Notching to remove apical dominance

I plan to perform bud grafts onto the shoots of a peach grown in fan shape espalier and onto the trunks of apple trees grown as espalier.
I am concerned that these grafts may not take due to apical dominance. I have read that apical dominance may by eliminated by making a notch half way around and above the graft. Have any of you had success doing this?

I’ve done this for years with almost all my grafts because it can make a real difference. There are some good threads on the subject, but my short version is pretty much the way you describe it. I’ve never gone half way around, though - I just make sure the notch overhangs the bud on each side, and that the cut is deep enough to take out the cambium. The cut will heal over in a season or so.

5 Likes

Same here only go about less than 1/3 around, just enough to include the full width of bud. Use a hacksaw blade seems to work best, have several growing this spring on plums
Dennis
Kent wa

3 Likes

Can also be useful to get a dormant bud to sprout on a branch or trunk.

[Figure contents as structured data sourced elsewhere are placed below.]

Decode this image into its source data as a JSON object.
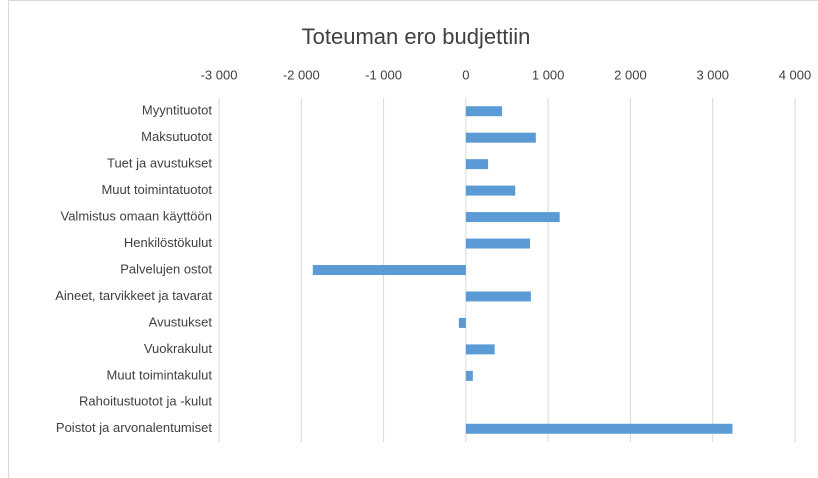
{
  "chart_data": {
    "type": "bar",
    "orientation": "horizontal",
    "title": "Toteuman ero budjettiin",
    "categories": [
      "Myyntituotot",
      "Maksutuotot",
      "Tuet ja avustukset",
      "Muut toimintatuotot",
      "Valmistus omaan käyttöön",
      "Henkilöstökulut",
      "Palvelujen ostot",
      "Aineet, tarvikkeet ja tavarat",
      "Avustukset",
      "Vuokrakulut",
      "Muut toimintakulut",
      "Rahoitustuotot ja -kulut",
      "Poistot ja arvonalentumiset"
    ],
    "values": [
      440,
      850,
      270,
      600,
      1140,
      780,
      -1860,
      790,
      -85,
      350,
      85,
      0,
      3240
    ],
    "color": "#5b9bd5",
    "xlim": [
      -3000,
      4000
    ],
    "xticks": [
      {
        "value": -3000,
        "label": "-3 000"
      },
      {
        "value": -2000,
        "label": "-2 000"
      },
      {
        "value": -1000,
        "label": "-1 000"
      },
      0,
      {
        "value": 1000,
        "label": "1 000"
      },
      {
        "value": 2000,
        "label": "2 000"
      },
      {
        "value": 3000,
        "label": "3 000"
      },
      {
        "value": 4000,
        "label": "4 000"
      }
    ],
    "grid": true
  }
}
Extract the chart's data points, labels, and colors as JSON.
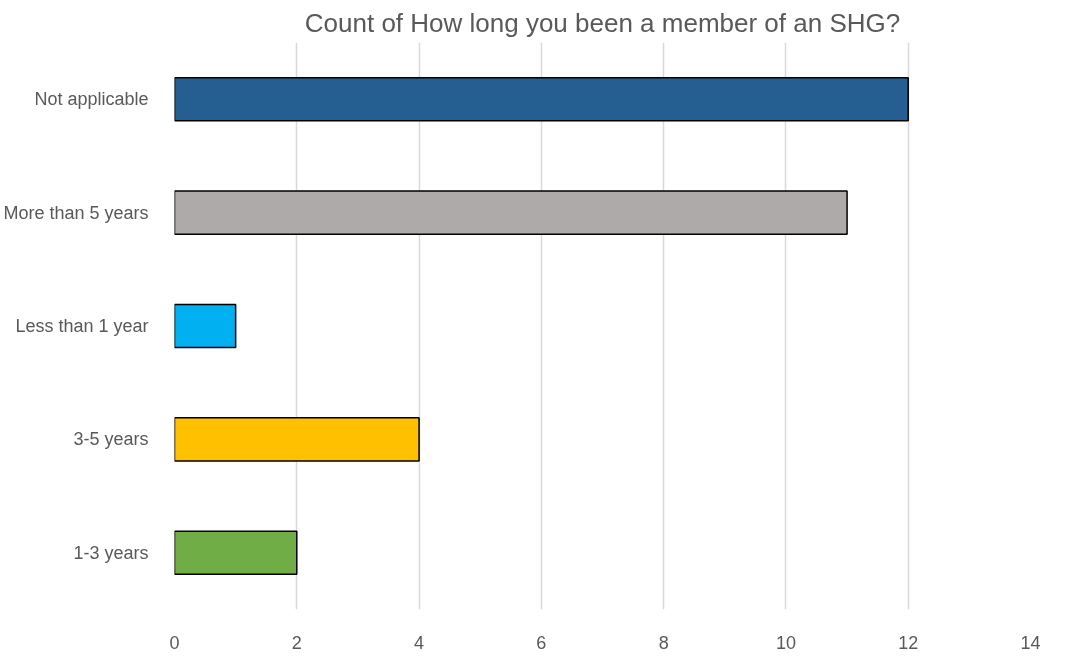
{
  "chart_data": {
    "type": "bar",
    "orientation": "horizontal",
    "title": "Count of How long you been a member of an SHG?",
    "categories": [
      "Not applicable",
      "More than 5 years",
      "Less than 1 year",
      "3-5 years",
      "1-3 years"
    ],
    "values": [
      12,
      11,
      1,
      4,
      2
    ],
    "colors": [
      "#255e91",
      "#aeaaaa",
      "#00b0f0",
      "#ffc000",
      "#70ad47"
    ],
    "xlim": [
      0,
      14
    ],
    "xticks": [
      0,
      2,
      4,
      6,
      8,
      10,
      12,
      14
    ],
    "grid": "x"
  }
}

My actual “formula” for the length of the cut is 3x the diameter of the bud or scion it’s to affect. So a cut above a 1/4" bud would be 3/4". If you’re replacing a branch on a growing tree with a new variety you would cut 3x the diameter of the branch to which you’re grafting. That may be more than needed, but it seems to work for me.

I had a fine tooth Silky pocket saw that I use (Silky Pocket Boy 170) but sometimes I’ve gotten by with just the sharp blade of my nippers. It’s one of those “just do it - you’ll see” things.

3 Likes

I just found this article: A New and Expeditious Mode of Budding from 1811. (A New and Expeditious Mode of Budding - PMC) The author tied a ligature above and another below the bud and, once the bud was attached, removed the lower ligature. This caused the buds to “vegetate strongly”.
Has anyone tried this?

I don’t know why tying below the bud would help, but there’s a lot I don’t know.

I have tried ligating branches to encourage fruiting. That works at least some on pear. I inadvertently “discovered” it when a line I’d used to pull a branch down had cut into the bark all the way around. One year I tried using radiator hose clamps but never saw an advantage from that experiment on three branches, and I never followed up.

1 Like

I’ve seen videos from Daley’s Nursery where they demonstrate cincturing (slashing in a vertical angle) to dwarf a tree and induce fruiting, so I suppose it is the same concept of just slowing the flow of nutrients.